Understanding implications of `index: false` with `type: keyword`

Hello,

I have a pretty simple use case that has been discussed at length on this forum, I'm storing a large block of text that I just want to reside in my source document, not be indexed at all. Originally this field was index with the following:

"message_body": {
    "type": "keyword",
    "index": false
} 

We chose keyword because it was either keyword or text and with index: false we didn't think it would matter. However after a little while we ran into the 32K limit issue for the keyword field. I created a new index using "ignore_above": 1 on the field and to my surprise that worked.

So I migrated the data with the reindex api and that solved it. But I noticed something very surprising that I'd like help understanding, the size the of index on disk was reduced greatly. Just by adding: ignore_above: 1, the size of my index (total.store.size_in_bytes) has dropped from 39 GB to 15 GB in our test env. While this is really great because our production index is approach 1 TB, I don't understand the reason for this. With index: false the data is not store in the inverted index right? If that's the case why would there be such a different with ignore_above being set?

I also repeated this test using "type": "text" and "index": false.
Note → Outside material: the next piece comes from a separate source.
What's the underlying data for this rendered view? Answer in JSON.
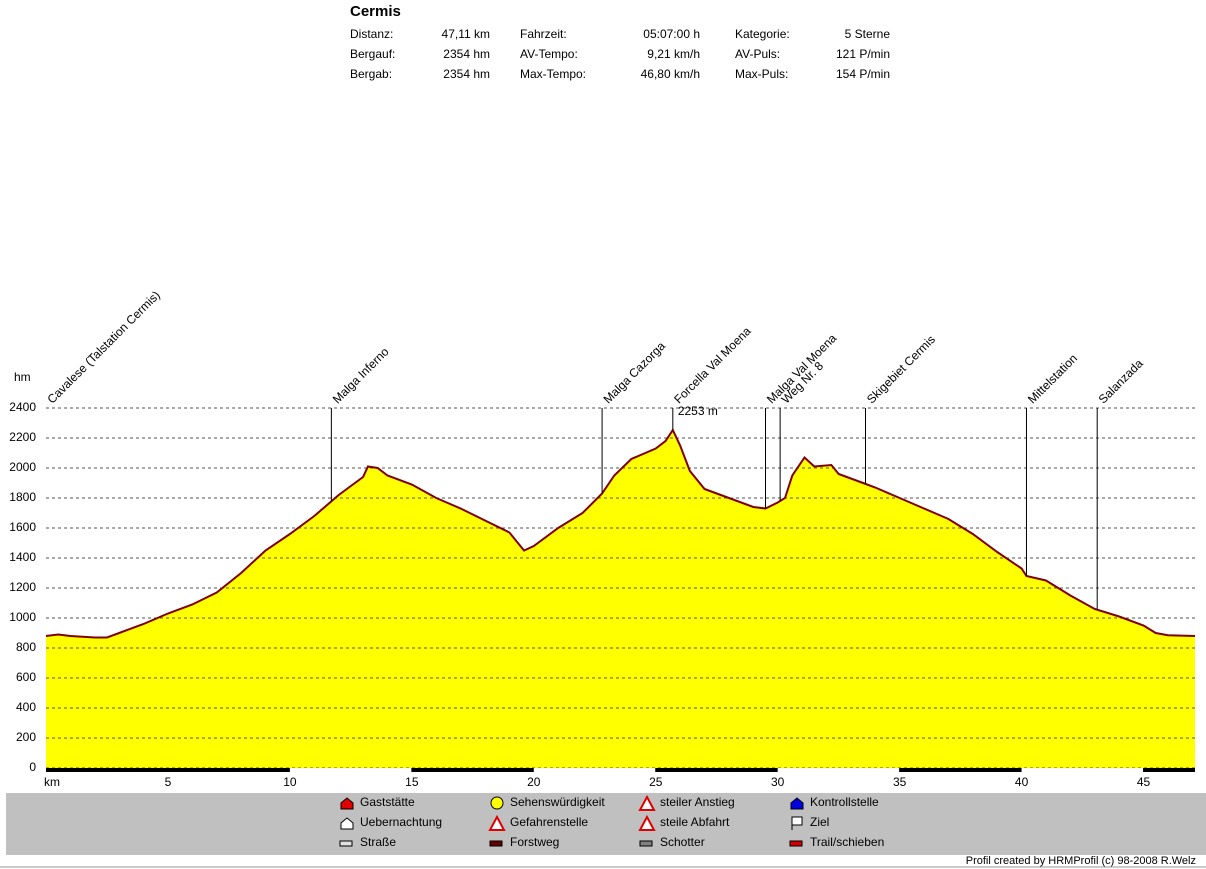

In that case the size of the index was also reduced down to 15GB. Can someone explain this to me?

I very embarrassingly forgot about doc_values. Doing the following also yields the reduced size on disk:

"message_body": {
    "type": "keyword",
    "index": false,
    "doc_values": false
} 

I am curious if there is any difference than above snippet and { "type": "text", "index": false } at that point. Is one preferential?

1 Like

text fields are analysed by default - Text field type | Elasticsearch Reference [7.11] | Elastic

1 Like

text fields are analysed by default -

So even when index: false is set, the analyzer will still be executed during indexing operations? If that's the case then it seems better to do:

"message_body": {
    "type": "keyword",
    "index": false,
    "doc_values": false,
    "ignore_above": 1
}